Tapi percayalah ini nyata, begitu nyatanya sehingga kau percaya aku akan makan kotoran ayam untuk membuktikan ini semua. Kugerakkan tangan kiriku yang bebas pada akhirnya, menyentuh wajah Ueda yang masih terdiam kaku, kurasakan benar rambutnya di ujung jariku, dan ketika jariku akan merambah wajahnya yang pucat dan tampak lelah, jantungku berdetak sangat cepat berpacu dengan nafasku yang semakin habis, kurasakan sesuatu menarikku tiba-tiba, begitu kuat, begitu menyakitkan, tertarik jauh lebih dalam kegelapan yang nyata, kegelapan yang memaksamu terpejam, yang membuatmu berhenti bernafas, dan kau akan seperti dipaksa untuk menyerah dan menyerahkan segala yang kau punya, seperti ketika kau sadar bahwa orangtuamu merengang nyawa dan kau tidak bisa melakukan apa-apa, hanya terlempar pasrah dalam kekecewaan yang tak bisa kau ungkapkan. Seperti ketika kau merindukan seseorang teramat sangat tetapi kau tak mampu mengungkapkannya, terpisah di antara dua jurang yang terlalu dalam, laut yang terlalu luas untuk kau berenang, gunung yang terlalu tinggi untuk kau kaudaki, ditengah ketidakmampuan itu, tiba-tiba kau sedih dan kehilangan arah, tertarik lebih dalam dalam lubang hitam, dan ketika kau sadar, aku hanya berdiri di sebuah padang gersang, sendiri.

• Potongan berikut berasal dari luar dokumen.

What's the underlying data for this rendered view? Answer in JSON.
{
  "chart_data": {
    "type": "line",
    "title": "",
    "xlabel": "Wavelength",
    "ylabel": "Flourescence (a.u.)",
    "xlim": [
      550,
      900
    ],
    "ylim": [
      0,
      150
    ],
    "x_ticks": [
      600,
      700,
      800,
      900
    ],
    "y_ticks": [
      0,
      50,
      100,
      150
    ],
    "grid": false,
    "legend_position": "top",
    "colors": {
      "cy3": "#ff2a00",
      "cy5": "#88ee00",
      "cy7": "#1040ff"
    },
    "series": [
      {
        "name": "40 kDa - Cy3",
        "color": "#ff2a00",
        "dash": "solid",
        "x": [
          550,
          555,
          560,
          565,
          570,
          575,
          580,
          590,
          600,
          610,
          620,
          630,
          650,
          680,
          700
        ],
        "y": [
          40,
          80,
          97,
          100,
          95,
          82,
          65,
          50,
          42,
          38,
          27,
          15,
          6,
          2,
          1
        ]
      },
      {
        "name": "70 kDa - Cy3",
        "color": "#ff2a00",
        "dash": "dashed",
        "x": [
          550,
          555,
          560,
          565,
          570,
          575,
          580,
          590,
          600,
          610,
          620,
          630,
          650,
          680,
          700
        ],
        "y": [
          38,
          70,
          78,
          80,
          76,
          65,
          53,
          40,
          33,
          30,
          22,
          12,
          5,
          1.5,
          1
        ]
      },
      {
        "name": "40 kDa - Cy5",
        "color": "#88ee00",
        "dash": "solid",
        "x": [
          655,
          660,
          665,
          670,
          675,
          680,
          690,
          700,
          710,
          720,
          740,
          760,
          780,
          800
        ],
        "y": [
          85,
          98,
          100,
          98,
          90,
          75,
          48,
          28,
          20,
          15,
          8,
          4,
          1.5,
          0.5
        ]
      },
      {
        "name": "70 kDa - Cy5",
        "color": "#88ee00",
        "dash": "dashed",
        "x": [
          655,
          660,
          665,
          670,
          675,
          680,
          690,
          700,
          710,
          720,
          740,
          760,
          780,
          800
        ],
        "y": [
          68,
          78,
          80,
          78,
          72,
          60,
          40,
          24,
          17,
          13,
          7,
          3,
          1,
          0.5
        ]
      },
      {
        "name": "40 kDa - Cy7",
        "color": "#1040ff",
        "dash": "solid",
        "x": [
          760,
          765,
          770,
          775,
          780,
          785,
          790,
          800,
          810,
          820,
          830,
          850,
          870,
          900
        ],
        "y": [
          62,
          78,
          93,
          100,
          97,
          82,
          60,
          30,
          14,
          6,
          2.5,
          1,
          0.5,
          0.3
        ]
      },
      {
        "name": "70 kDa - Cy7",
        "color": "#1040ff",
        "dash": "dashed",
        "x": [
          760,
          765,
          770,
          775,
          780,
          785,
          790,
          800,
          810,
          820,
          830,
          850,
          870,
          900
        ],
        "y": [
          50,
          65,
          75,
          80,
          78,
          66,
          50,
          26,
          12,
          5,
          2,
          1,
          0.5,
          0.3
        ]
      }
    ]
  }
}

Terengah, bangun dari posisi tidur yang tidak nyaman, merasakan dingin menyentuh kulit, membuka mata dengan berat, yang ku tahu aku tergeletak di lantai semalaman, bingung, aku memeluk tasku, masih di tempat yang sama, dengan hati yang teriris sedemikian sakit, meringkuk dalam dinginnya pagi, mengharap seseorang yang tidak akan kau miliki benar-benar akan datang, menyadari bahwa tangan kananmu tidak bisa bergerak karena tertindih tubuhmu sendiri, aku menangis, terisak berat.

Mungkin seumur hidupku aku tidak akan pernah bertemu dengan Ueda, tapi ketika dengan memikirkannya, dia akan hadir, dengan cara apapun yang dipilihkan Tuhan untuk menghadirkannya, aku akan terima dengan sisa air mata yang aku punya. Andai saja Ueda tahu, bahwa di sini aku berjuang dengan keras untuk mengumpulkan keberanian, menemuinya hingga saat itu tiba.